Freeing [our bodies] : Jean-François Bory

 

 

« Ainsi vous aimez la poésie, jeune homme ? » :  la question émane d’une nouvelle de Katherine  Mansfield Récits d’une cour, tirée du beau volume d’inédits publié par les éditions du Chemin de Fer en janvier 2020, Le pin, les moineaux, et toi et moi.

Un poète empêché socialement dans son désir d’écrire autant qu’il le voudrait rencontre, par un  hasard providentiel, un vieil homme qui s’assoit à côté de lui sur un banc. Le vieillard déplie avec mille précautions un paquet contenant un livre précieux. Le poète en puissance dérobe l’ouvrage y voyant une occasion d’améliorer sa situation et de se vouer librement à sa passion. On ne dira pas ce qu’il advient le matin venu…

Ce conte n’est pas une mauvaise introduction à l’œuvre de J.-F. Bory animée par une passion cardinale : le livre. Après l’importante monographie publiée l’an passé sous la houlette de Jacques Donguy aux Presses du réel / A.D.L.M.N., la revue FREEING [Our Bodies] dirigée par Yoann Sarrat consacre un numéro d’hommage à  cet auteur d’une œuvre polymorphe (poésies, récits, films, performances, sculptures… mais cet alignement de termes si restrictifs est un peu idiot) et, ce n’est pas secondaire, réjouissante.

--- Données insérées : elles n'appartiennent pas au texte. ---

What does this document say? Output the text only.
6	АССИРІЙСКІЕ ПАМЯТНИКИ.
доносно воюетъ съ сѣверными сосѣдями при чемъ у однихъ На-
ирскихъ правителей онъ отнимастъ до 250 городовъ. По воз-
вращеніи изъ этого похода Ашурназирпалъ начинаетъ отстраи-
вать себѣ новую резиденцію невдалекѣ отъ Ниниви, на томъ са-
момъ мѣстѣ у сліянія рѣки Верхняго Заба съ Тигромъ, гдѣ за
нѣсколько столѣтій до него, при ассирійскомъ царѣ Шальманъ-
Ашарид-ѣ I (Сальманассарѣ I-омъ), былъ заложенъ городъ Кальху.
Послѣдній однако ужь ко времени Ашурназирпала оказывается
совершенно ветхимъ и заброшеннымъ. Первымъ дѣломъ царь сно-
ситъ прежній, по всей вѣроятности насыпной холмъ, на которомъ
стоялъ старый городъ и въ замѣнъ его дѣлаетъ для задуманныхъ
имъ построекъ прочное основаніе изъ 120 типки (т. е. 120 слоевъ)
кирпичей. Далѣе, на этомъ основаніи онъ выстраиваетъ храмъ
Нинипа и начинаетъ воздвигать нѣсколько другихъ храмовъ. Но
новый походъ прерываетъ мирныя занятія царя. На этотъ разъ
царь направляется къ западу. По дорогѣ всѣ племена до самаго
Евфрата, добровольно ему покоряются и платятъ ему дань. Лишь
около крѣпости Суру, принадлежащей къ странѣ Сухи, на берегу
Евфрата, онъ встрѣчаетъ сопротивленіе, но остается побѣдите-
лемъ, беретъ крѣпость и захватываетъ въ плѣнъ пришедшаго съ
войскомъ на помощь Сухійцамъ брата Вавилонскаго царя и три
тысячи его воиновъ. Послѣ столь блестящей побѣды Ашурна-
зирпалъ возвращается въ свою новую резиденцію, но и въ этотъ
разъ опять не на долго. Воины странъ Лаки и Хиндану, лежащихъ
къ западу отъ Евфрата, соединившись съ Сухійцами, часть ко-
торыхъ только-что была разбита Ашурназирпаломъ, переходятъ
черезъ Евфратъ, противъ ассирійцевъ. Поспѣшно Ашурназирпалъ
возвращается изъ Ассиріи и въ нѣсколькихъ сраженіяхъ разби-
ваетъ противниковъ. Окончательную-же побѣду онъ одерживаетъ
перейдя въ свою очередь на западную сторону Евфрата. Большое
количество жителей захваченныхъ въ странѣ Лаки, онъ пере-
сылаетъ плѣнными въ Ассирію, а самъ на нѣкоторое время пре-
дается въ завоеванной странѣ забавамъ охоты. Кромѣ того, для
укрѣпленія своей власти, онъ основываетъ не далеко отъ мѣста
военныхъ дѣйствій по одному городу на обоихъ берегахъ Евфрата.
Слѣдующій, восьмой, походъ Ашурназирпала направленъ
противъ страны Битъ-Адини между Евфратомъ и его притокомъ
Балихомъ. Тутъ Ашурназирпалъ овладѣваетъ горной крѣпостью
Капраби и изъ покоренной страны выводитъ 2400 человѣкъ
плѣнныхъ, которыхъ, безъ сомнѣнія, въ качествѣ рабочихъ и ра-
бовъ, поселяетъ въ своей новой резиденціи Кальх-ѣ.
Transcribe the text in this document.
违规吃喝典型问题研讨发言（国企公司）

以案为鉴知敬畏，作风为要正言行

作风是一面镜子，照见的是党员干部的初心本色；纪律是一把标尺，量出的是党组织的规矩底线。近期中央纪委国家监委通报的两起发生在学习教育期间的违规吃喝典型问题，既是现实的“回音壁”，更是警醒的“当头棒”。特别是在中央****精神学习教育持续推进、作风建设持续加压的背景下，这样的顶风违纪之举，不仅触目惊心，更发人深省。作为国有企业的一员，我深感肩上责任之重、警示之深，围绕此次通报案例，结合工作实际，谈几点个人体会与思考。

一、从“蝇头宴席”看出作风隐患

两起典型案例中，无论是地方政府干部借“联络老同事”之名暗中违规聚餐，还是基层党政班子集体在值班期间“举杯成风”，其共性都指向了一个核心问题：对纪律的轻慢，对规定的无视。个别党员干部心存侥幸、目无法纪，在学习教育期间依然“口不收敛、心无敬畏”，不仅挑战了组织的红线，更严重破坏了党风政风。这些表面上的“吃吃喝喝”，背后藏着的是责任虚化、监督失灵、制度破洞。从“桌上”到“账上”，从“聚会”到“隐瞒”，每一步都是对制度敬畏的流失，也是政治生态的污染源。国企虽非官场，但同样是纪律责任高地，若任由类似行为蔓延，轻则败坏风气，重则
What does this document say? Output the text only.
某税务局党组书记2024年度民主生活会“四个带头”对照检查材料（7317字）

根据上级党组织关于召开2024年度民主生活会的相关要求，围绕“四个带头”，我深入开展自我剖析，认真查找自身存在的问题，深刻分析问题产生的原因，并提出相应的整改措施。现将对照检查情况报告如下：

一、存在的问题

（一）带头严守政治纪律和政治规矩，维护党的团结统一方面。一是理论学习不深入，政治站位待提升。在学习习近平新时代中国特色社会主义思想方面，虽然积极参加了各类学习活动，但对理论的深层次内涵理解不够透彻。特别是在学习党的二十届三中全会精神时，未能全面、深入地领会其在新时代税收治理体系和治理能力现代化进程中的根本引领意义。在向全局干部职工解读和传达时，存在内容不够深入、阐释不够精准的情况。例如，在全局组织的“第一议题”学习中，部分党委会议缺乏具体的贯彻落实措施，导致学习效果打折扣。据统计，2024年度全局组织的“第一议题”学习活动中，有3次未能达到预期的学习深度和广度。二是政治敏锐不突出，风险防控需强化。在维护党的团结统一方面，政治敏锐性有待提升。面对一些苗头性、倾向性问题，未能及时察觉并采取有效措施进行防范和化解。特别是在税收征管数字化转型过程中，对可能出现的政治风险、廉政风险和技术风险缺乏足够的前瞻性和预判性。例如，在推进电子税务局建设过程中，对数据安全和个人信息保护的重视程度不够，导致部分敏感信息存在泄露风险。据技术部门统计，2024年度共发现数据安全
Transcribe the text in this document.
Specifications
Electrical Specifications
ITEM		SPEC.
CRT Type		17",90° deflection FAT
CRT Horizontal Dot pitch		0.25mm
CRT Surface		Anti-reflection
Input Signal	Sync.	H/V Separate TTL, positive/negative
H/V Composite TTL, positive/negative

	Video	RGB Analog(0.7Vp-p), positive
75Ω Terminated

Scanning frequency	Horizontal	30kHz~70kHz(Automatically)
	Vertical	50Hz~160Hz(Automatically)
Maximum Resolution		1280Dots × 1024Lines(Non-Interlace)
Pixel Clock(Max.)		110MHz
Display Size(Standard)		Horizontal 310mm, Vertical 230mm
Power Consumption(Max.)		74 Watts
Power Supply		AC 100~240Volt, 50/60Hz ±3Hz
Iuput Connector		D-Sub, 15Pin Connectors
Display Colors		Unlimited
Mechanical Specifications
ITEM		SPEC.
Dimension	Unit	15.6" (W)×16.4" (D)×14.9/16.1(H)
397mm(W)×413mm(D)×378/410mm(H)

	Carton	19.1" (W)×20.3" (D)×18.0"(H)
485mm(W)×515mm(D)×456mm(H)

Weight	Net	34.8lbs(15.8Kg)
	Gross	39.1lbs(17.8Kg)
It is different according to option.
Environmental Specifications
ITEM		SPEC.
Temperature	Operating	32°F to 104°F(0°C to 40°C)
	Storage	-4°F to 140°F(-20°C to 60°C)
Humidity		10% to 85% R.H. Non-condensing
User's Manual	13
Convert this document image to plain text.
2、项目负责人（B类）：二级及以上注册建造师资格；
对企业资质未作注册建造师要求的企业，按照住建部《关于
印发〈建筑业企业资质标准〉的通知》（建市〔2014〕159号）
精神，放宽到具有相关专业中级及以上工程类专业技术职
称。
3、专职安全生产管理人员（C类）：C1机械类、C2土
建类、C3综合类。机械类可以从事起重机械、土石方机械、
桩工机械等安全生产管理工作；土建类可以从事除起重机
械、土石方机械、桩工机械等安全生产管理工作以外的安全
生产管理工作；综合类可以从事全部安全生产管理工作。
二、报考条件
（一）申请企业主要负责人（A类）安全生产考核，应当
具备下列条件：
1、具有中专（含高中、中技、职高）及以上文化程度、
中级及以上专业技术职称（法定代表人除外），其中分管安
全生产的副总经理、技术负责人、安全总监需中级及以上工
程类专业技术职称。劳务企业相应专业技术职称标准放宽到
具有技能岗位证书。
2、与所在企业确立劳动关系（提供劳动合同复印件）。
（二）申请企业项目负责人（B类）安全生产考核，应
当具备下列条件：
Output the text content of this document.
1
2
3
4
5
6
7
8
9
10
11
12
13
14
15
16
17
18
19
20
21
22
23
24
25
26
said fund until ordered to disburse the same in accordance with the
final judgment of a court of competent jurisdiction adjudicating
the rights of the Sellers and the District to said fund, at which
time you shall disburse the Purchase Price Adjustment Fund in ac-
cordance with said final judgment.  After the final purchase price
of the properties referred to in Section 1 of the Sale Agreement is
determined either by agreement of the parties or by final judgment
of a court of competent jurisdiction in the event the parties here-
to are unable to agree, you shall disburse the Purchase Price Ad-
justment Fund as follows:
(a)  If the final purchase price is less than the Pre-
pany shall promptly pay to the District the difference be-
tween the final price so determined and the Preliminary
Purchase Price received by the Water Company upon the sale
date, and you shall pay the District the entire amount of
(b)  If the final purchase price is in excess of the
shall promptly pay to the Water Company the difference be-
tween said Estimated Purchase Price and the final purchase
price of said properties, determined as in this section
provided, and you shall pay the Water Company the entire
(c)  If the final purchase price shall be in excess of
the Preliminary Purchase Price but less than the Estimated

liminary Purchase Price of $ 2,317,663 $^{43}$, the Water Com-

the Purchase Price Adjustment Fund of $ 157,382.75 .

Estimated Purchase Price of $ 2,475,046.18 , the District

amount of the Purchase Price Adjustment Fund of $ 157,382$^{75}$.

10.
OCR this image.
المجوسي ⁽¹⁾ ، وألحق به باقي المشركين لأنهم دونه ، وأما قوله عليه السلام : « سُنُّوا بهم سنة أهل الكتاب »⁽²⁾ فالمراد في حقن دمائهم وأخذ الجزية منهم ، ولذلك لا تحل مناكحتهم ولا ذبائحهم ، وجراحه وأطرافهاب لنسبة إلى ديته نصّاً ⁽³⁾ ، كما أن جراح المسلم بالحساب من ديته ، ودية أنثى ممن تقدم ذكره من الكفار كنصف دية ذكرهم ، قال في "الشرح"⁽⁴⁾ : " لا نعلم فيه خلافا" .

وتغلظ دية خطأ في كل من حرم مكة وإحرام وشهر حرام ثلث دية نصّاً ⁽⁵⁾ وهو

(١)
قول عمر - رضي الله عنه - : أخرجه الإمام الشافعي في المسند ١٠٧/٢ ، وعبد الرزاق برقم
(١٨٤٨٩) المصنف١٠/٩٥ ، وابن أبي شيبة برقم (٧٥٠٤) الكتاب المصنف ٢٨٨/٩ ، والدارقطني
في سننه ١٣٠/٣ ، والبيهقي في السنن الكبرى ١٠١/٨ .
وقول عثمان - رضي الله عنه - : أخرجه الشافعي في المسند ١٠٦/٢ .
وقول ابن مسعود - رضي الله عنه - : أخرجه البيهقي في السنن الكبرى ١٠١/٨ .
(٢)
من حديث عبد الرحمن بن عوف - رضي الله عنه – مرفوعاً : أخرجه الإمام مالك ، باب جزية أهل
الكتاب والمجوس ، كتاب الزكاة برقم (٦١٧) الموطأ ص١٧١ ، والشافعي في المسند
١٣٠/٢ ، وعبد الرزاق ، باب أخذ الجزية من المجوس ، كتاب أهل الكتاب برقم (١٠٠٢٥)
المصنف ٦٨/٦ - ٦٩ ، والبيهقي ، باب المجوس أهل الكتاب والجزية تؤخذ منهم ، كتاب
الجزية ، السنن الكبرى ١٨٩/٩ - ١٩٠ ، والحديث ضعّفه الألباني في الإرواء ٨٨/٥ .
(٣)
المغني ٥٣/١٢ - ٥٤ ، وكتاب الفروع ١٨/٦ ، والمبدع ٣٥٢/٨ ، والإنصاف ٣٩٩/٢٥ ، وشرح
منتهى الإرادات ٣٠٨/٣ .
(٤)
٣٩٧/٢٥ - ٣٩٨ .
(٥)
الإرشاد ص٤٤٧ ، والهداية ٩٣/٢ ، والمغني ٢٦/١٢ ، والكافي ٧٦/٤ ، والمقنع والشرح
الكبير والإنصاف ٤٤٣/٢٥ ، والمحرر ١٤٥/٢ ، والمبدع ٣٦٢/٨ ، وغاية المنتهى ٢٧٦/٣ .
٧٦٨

Une quarantaine de ses lecteurs assidus se retrouvent dans les pages de Freeing [our Bodies] pour célébrer qui ? quoi ? Un individu (c’est-à-dire un être pluriel) dont l’énergie désirante s’est immédiatement détournée de ce qu’il appelle le « courant central, la rue centrale » de la littérature pour regarder ailleurs, lui qui venait d’Orient : par delà Saint-Germain-des-Près, du côté d’une poésie se revendiquant d’avant-garde, parce qu’elle entend faire du langage un usage qui était celui des avant-gardes historiques à commencer par dada  : « montrer le monde actuel », précise Bory. Cette préoccupation a également engendré sa frénésie revuiste dont il raconte les prémices dans la transcription d’une captivante conférence prononcée au Cipm, le 25 septembre 1999. Et elle s’achève par ces mots : « mon objet d’identification, c’est le livre, et c’est le texte dans le livre. »

 

Toute l’œuvre de Bory le démontre avec A A A AAAART depuis la fin des années 60.